We’ve all seen the images on the news – violent wind, rising floodwaters, damaged homes. A hurricane has made landfall. Communities are devastated. From your couch, in the comfort of a safe, untouched home – maybe even in some other part of the country – you feel helpless. The loss is incomprehensible.
In situations like this, the desire to do something is strong. But what? And how can you know you’re doing the most good, providing the right help and not unknowingly making situations worse? When basic needs are being unmet, and infrastructure are broken down, it takes a thoughtful, organized approach to rebuild. Returning to normal requires an army of resources – time, money and energy.
If you have a desire to help, here are ways to provide thoughtful assistance in the aftermath of a storm.
Whether you’re in the neighboring community or states away, stay right where you are. As curious or as helpful as you think you can be, driving into a storm-ravaged area only worsens the situation, jamming roads and causing congestion on streets that are already covered by debris.
“If you don’t live or have family in the community affected, don’t go there on your own in an attempt to offer direct support, instead coordinate with a volunteer organization that can guide you on how best to help,” said Daniel Smith, senior innovation manager for SageSure. Daniel has 10 years of natural hazard research experience, including field deployment for hurricane events in the US, Caribbean and Australia. “It’s important to limit road congestion and allow resources to flow into and out of the area. Unless you have a reason to go there, don’t.”
Partner with the pros
Unfortunately, hurricanes and other catastrophic events are becoming more common, which also means there are many relief organizations with the skills and experience necessary to help. FEMA, the American Red Cross, Habitat for Humanity, Mennonite Relief Services, Samaritan’s Purse, Team Rubicon – these are just some groups that systematically deploy resources and aid communities after a storm.

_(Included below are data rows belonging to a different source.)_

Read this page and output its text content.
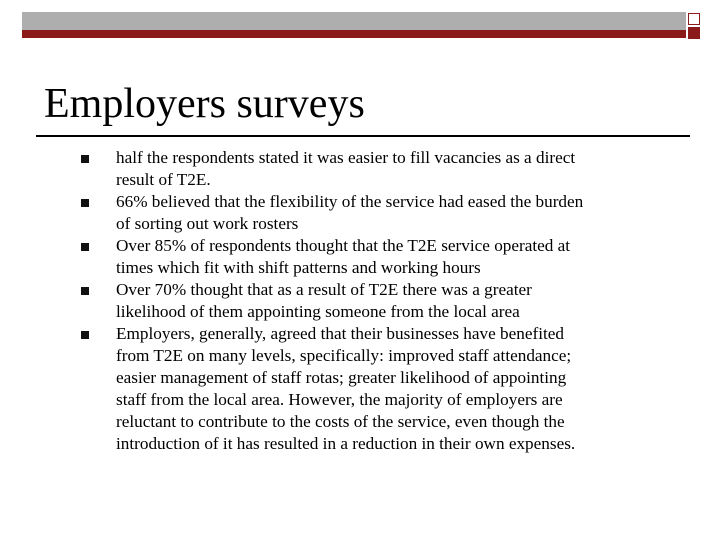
Employers surveys
half the respondents stated it was easier to fill vacancies as a direct
result of T2E.
66% believed that the flexibility of the service had eased the burden
of sorting out work rosters
Over 85% of respondents thought that the T2E service operated at
times which fit with shift patterns and working hours
Over 70% thought that as a result of T2E there was a greater
likelihood of them appointing someone from the local area
Employers, generally, agreed that their businesses have benefited
from T2E on many levels, specifically: improved staff attendance;
easier management of staff rotas; greater likelihood of appointing
staff from the local area. However, the majority of employers are
reluctant to contribute to the costs of the service, even though the
introduction of it has resulted in a reduction in their own expenses.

“Some answer the immediate short-term needs, and others provide expertise and innovative solutions that help families rebuild their homes stronger than before the storm,” Daniel said.

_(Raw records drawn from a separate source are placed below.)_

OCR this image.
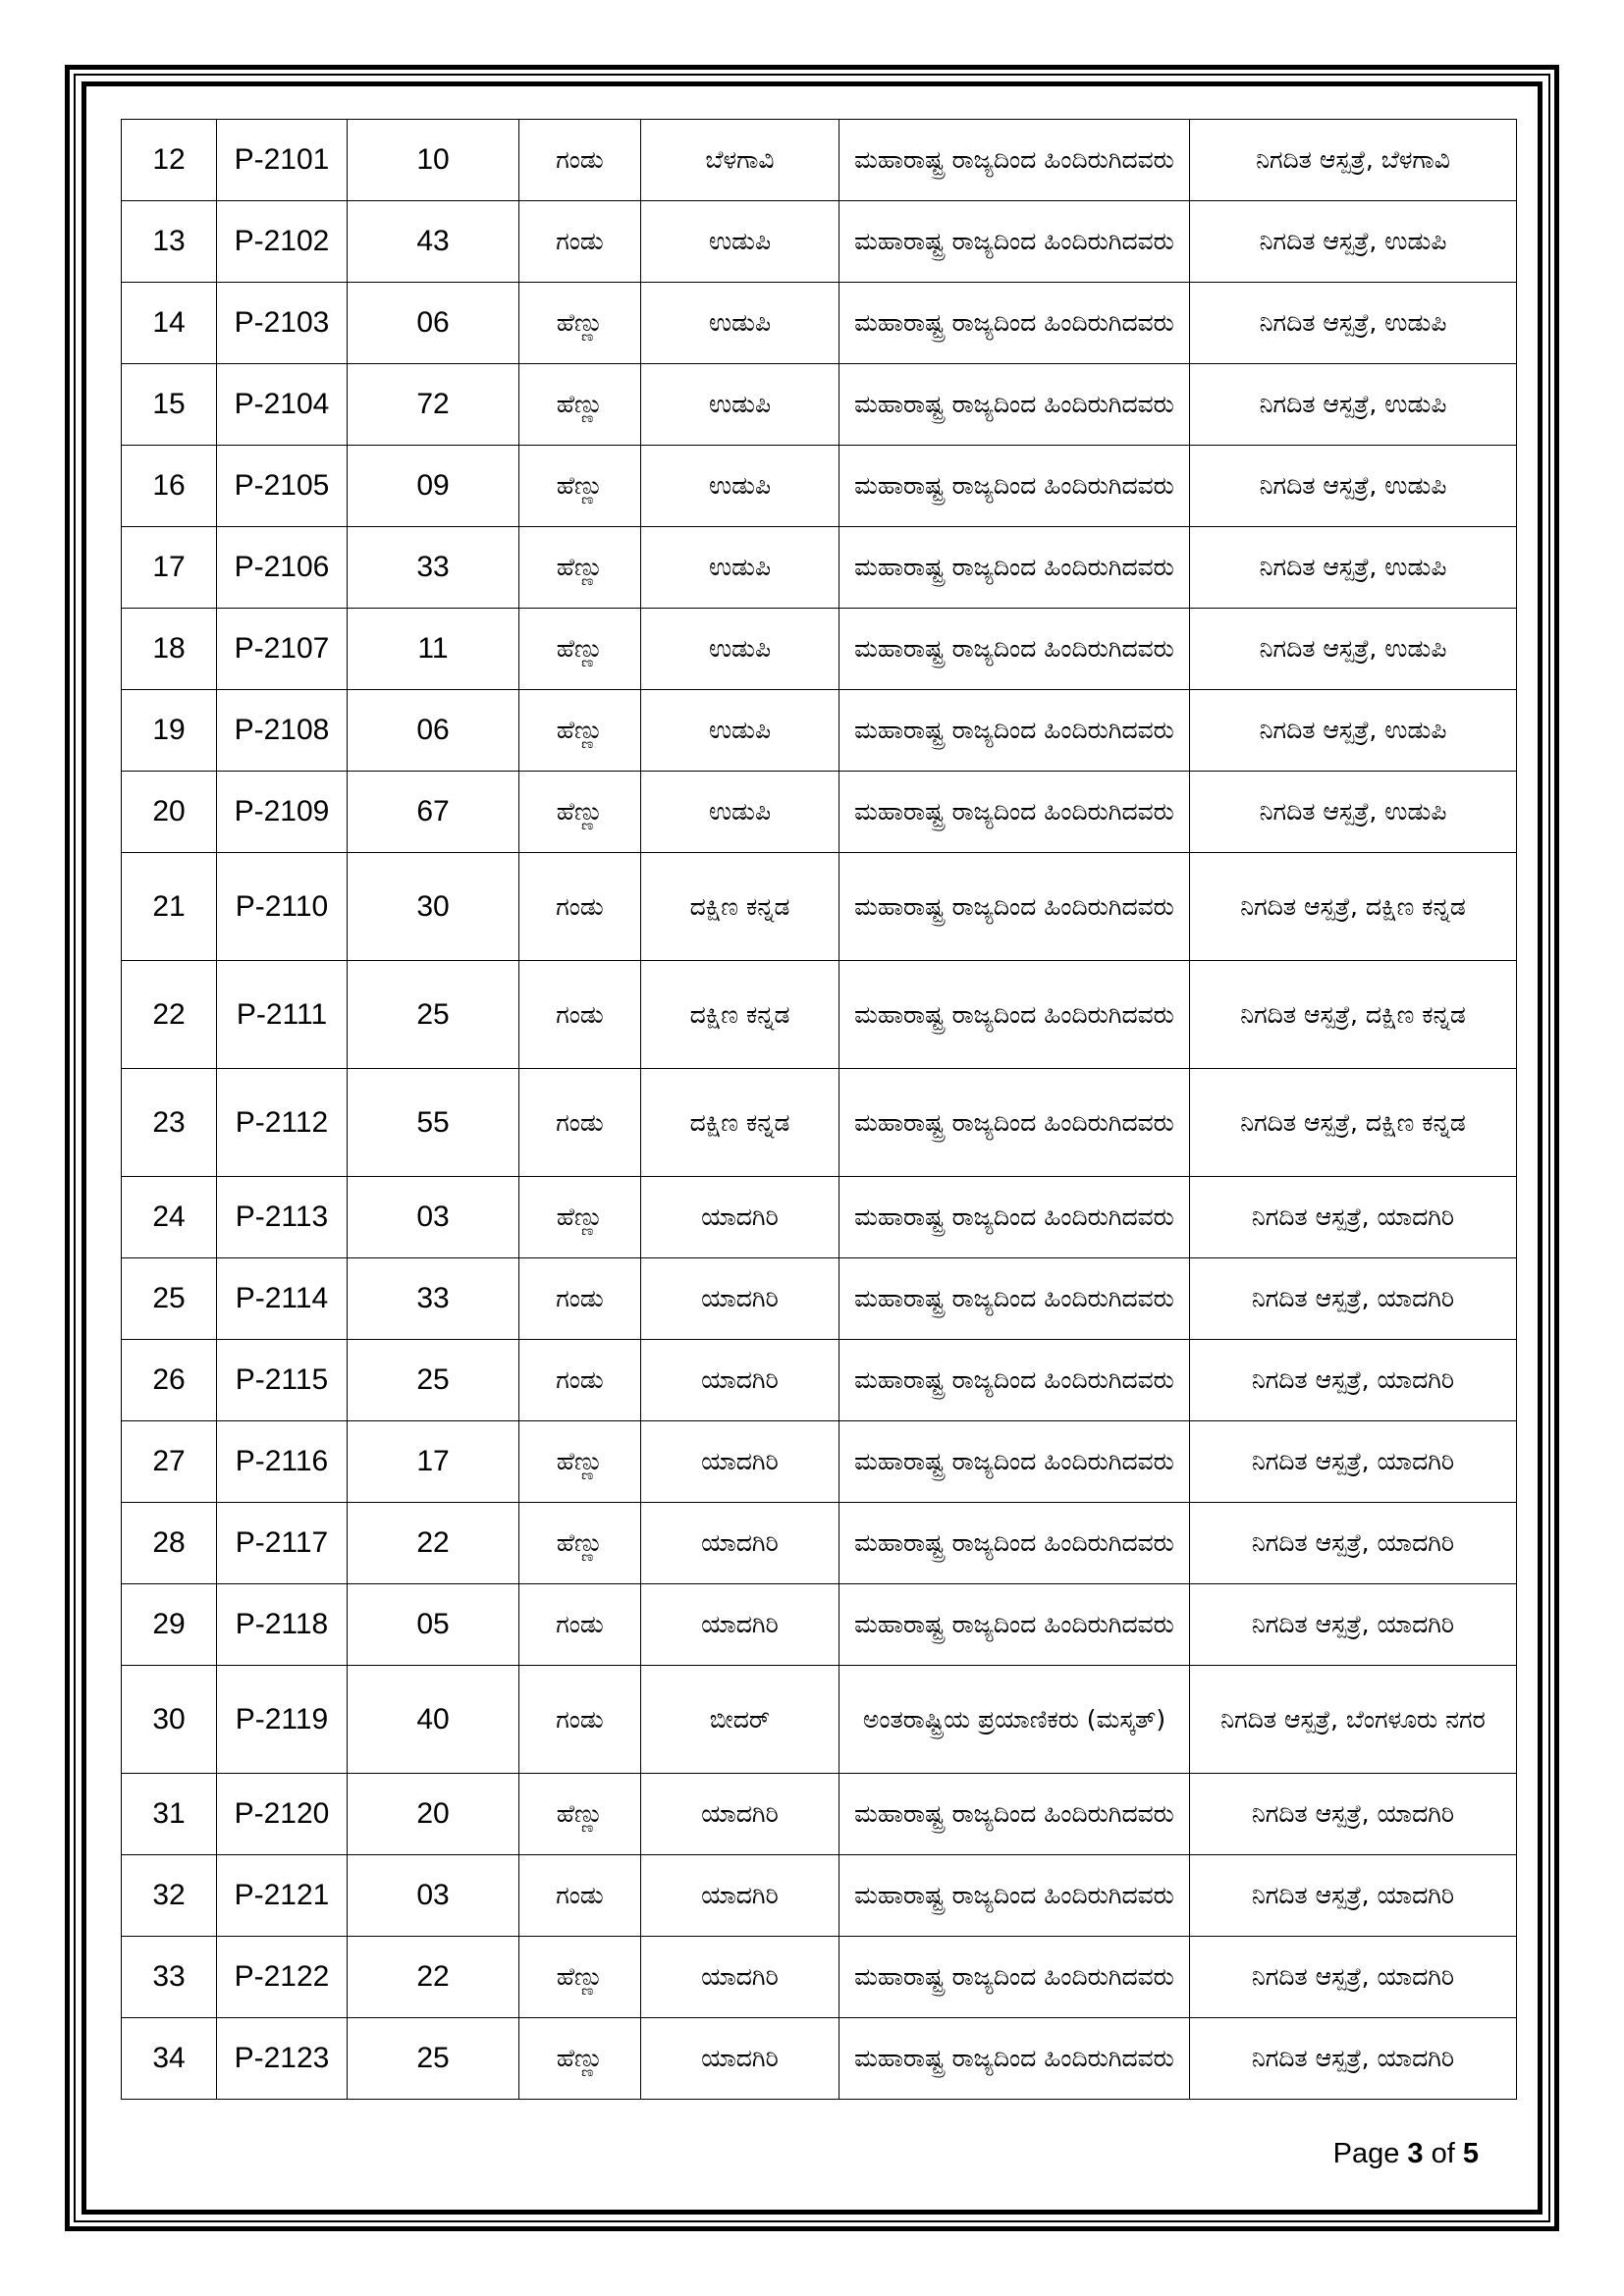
12	P-2101	10	ಗಂಡು	ಬೆಳಗಾವಿ	ಮಹಾರಾಷ್ಟ್ರ ರಾಜ್ಯದಿಂದ ಹಿಂದಿರುಗಿದವರು	ನಿಗದಿತ ಆಸ್ಪತ್ರೆ, ಬೆಳಗಾವಿ
13	P-2102	43	ಗಂಡು	ಉಡುಪಿ	ಮಹಾರಾಷ್ಟ್ರ ರಾಜ್ಯದಿಂದ ಹಿಂದಿರುಗಿದವರು	ನಿಗದಿತ ಆಸ್ಪತ್ರೆ, ಉಡುಪಿ
14	P-2103	06	ಹೆಣ್ಣು	ಉಡುಪಿ	ಮಹಾರಾಷ್ಟ್ರ ರಾಜ್ಯದಿಂದ ಹಿಂದಿರುಗಿದವರು	ನಿಗದಿತ ಆಸ್ಪತ್ರೆ, ಉಡುಪಿ
15	P-2104	72	ಹೆಣ್ಣು	ಉಡುಪಿ	ಮಹಾರಾಷ್ಟ್ರ ರಾಜ್ಯದಿಂದ ಹಿಂದಿರುಗಿದವರು	ನಿಗದಿತ ಆಸ್ಪತ್ರೆ, ಉಡುಪಿ
16	P-2105	09	ಹೆಣ್ಣು	ಉಡುಪಿ	ಮಹಾರಾಷ್ಟ್ರ ರಾಜ್ಯದಿಂದ ಹಿಂದಿರುಗಿದವರು	ನಿಗದಿತ ಆಸ್ಪತ್ರೆ, ಉಡುಪಿ
17	P-2106	33	ಹೆಣ್ಣು	ಉಡುಪಿ	ಮಹಾರಾಷ್ಟ್ರ ರಾಜ್ಯದಿಂದ ಹಿಂದಿರುಗಿದವರು	ನಿಗದಿತ ಆಸ್ಪತ್ರೆ, ಉಡುಪಿ
18	P-2107	11	ಹೆಣ್ಣು	ಉಡುಪಿ	ಮಹಾರಾಷ್ಟ್ರ ರಾಜ್ಯದಿಂದ ಹಿಂದಿರುಗಿದವರು	ನಿಗದಿತ ಆಸ್ಪತ್ರೆ, ಉಡುಪಿ
19	P-2108	06	ಹೆಣ್ಣು	ಉಡುಪಿ	ಮಹಾರಾಷ್ಟ್ರ ರಾಜ್ಯದಿಂದ ಹಿಂದಿರುಗಿದವರು	ನಿಗದಿತ ಆಸ್ಪತ್ರೆ, ಉಡುಪಿ
20	P-2109	67	ಹೆಣ್ಣು	ಉಡುಪಿ	ಮಹಾರಾಷ್ಟ್ರ ರಾಜ್ಯದಿಂದ ಹಿಂದಿರುಗಿದವರು	ನಿಗದಿತ ಆಸ್ಪತ್ರೆ, ಉಡುಪಿ
21	P-2110	30	ಗಂಡು	ದಕ್ಷಿಣ ಕನ್ನಡ	ಮಹಾರಾಷ್ಟ್ರ ರಾಜ್ಯದಿಂದ ಹಿಂದಿರುಗಿದವರು	ನಿಗದಿತ ಆಸ್ಪತ್ರೆ, ದಕ್ಷಿಣ ಕನ್ನಡ
22	P-2111	25	ಗಂಡು	ದಕ್ಷಿಣ ಕನ್ನಡ	ಮಹಾರಾಷ್ಟ್ರ ರಾಜ್ಯದಿಂದ ಹಿಂದಿರುಗಿದವರು	ನಿಗದಿತ ಆಸ್ಪತ್ರೆ, ದಕ್ಷಿಣ ಕನ್ನಡ
23	P-2112	55	ಗಂಡು	ದಕ್ಷಿಣ ಕನ್ನಡ	ಮಹಾರಾಷ್ಟ್ರ ರಾಜ್ಯದಿಂದ ಹಿಂದಿರುಗಿದವರು	ನಿಗದಿತ ಆಸ್ಪತ್ರೆ, ದಕ್ಷಿಣ ಕನ್ನಡ
24	P-2113	03	ಹೆಣ್ಣು	ಯಾದಗಿರಿ	ಮಹಾರಾಷ್ಟ್ರ ರಾಜ್ಯದಿಂದ ಹಿಂದಿರುಗಿದವರು	ನಿಗದಿತ ಆಸ್ಪತ್ರೆ, ಯಾದಗಿರಿ
25	P-2114	33	ಗಂಡು	ಯಾದಗಿರಿ	ಮಹಾರಾಷ್ಟ್ರ ರಾಜ್ಯದಿಂದ ಹಿಂದಿರುಗಿದವರು	ನಿಗದಿತ ಆಸ್ಪತ್ರೆ, ಯಾದಗಿರಿ
26	P-2115	25	ಗಂಡು	ಯಾದಗಿರಿ	ಮಹಾರಾಷ್ಟ್ರ ರಾಜ್ಯದಿಂದ ಹಿಂದಿರುಗಿದವರು	ನಿಗದಿತ ಆಸ್ಪತ್ರೆ, ಯಾದಗಿರಿ
27	P-2116	17	ಹೆಣ್ಣು	ಯಾದಗಿರಿ	ಮಹಾರಾಷ್ಟ್ರ ರಾಜ್ಯದಿಂದ ಹಿಂದಿರುಗಿದವರು	ನಿಗದಿತ ಆಸ್ಪತ್ರೆ, ಯಾದಗಿರಿ
28	P-2117	22	ಹೆಣ್ಣು	ಯಾದಗಿರಿ	ಮಹಾರಾಷ್ಟ್ರ ರಾಜ್ಯದಿಂದ ಹಿಂದಿರುಗಿದವರು	ನಿಗದಿತ ಆಸ್ಪತ್ರೆ, ಯಾದಗಿರಿ
29	P-2118	05	ಗಂಡು	ಯಾದಗಿರಿ	ಮಹಾರಾಷ್ಟ್ರ ರಾಜ್ಯದಿಂದ ಹಿಂದಿರುಗಿದವರು	ನಿಗದಿತ ಆಸ್ಪತ್ರೆ, ಯಾದಗಿರಿ
30	P-2119	40	ಗಂಡು	ಬೀದರ್	ಅಂತರಾಷ್ಟ್ರಿಯ ಪ್ರಯಾಣಿಕರು (ಮಸ್ಕತ್)	ನಿಗದಿತ ಆಸ್ಪತ್ರೆ, ಬೆಂಗಳೂರು ನಗರ
31	P-2120	20	ಹೆಣ್ಣು	ಯಾದಗಿರಿ	ಮಹಾರಾಷ್ಟ್ರ ರಾಜ್ಯದಿಂದ ಹಿಂದಿರುಗಿದವರು	ನಿಗದಿತ ಆಸ್ಪತ್ರೆ, ಯಾದಗಿರಿ
32	P-2121	03	ಗಂಡು	ಯಾದಗಿರಿ	ಮಹಾರಾಷ್ಟ್ರ ರಾಜ್ಯದಿಂದ ಹಿಂದಿರುಗಿದವರು	ನಿಗದಿತ ಆಸ್ಪತ್ರೆ, ಯಾದಗಿರಿ
33	P-2122	22	ಹೆಣ್ಣು	ಯಾದಗಿರಿ	ಮಹಾರಾಷ್ಟ್ರ ರಾಜ್ಯದಿಂದ ಹಿಂದಿರುಗಿದವರು	ನಿಗದಿತ ಆಸ್ಪತ್ರೆ, ಯಾದಗಿರಿ
34	P-2123	25	ಹೆಣ್ಣು	ಯಾದಗಿರಿ	ಮಹಾರಾಷ್ಟ್ರ ರಾಜ್ಯದಿಂದ ಹಿಂದಿರುಗಿದವರು	ನಿಗದಿತ ಆಸ್ಪತ್ರೆ, ಯಾದಗಿರಿ
Page 3 of 5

Select an organization you can get behind and make a financial contribution. When paired with an experienced service organization, your gift, no matter how large or small, will have a direct and immediate impact.
Take caution; catastrophes of national scale are often perfect breeding grounds for dishonest people looking to take advantage of the situation. Be sure to properly vet any organization you contribute to but take extra caution after a hurricane.
Shop local, from afar
Beyond the physical rebuilding process after a hurricane, the economics are also disrupted and need to be restored. Immediately following a storm, many businesses are without the power and means to operate with the systems they are accustomed to. However, when infrastructures are back in place, businesses will rely on customers to revitalize their enterprise. With internet stores, you can support local businesses no matter where you are. Consider ordering cookies for your next event from the artisan bakery in the community where the last storm hit. Need a new dress for an event? Check out the online stores for the local boutiques. It might take extra work to find the right fit, but you can make a difference with how and where you spend your money.
Sometimes the best way to be helpful after a natural disaster is to stay clear and let the trained, experienced authorities handle the situation on location. If you can, make a financial contribution. It’s one of the simplest ways to support qualified relief organizations. Then, after the dust settles a little, remember the communities involved. They will feel the effects of the storm long after the power is back on. Support their small businesses and source goods or services from shops in the areas where the storm hit.
Steer clear, donate and splurge on something local – the little things really do matter.